El fuego brillaba con un color verde en la Umbra. Era más débil que en el mundo material, pero todavía se consumía en un cráter gigante.
—Fuego diabólico —escupió Carlita.
—No os acerquéis más —dijo Mari—. Es venenoso.
—Y radiactivo —añadió Julia—. Altamente mutagénico. Cuanto antes nos marchemos, mejor. No tenemos ninguna forma para apagarlo. Para eso necesitamos espíritus.
—De acuerdo, rastreemos el perímetro —dijo Mari—. Tal vez encontremos alguna pista de nuestro misterioso benefactor.
Todos asintieron y la siguieron mientras caminaba alrededor del complejo en un amplio círculo. Pudieron ver que los edificios salían de la torre central. Unas cañerías que salían de la torre entraban en todas las naves, algunas de las cuales eran evidentemente barracones, mientras que otras parecían edificios administrativos o laboratorios. El recinto parecía una explotación petrolífera, pero resultaba obvio que allí se estaba haciendo algo más.

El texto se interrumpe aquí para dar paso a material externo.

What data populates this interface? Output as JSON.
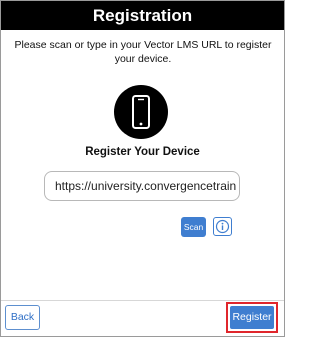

—Están extrayendo Fuego diabólico —dijo Julia—. Lo están sacando de ese foso de la Umbra y lo están transfiriendo al mundo material utilizando algún tipo de tecnología.
—¿Y para qué diablos lo están haciendo? —preguntó Carlita.
—Para crear fomori, supongo. Tal vez algunas pesadillas especiales, también. Mirad estos cuerpos. —Julia dio una patada con la zarpa inferior a uno de los cuerpos de las pesadillas—. Normalmente se disuelven, se reforman en una cloaca en alguna parte. Pero estos no. Estos están muertos de verdad.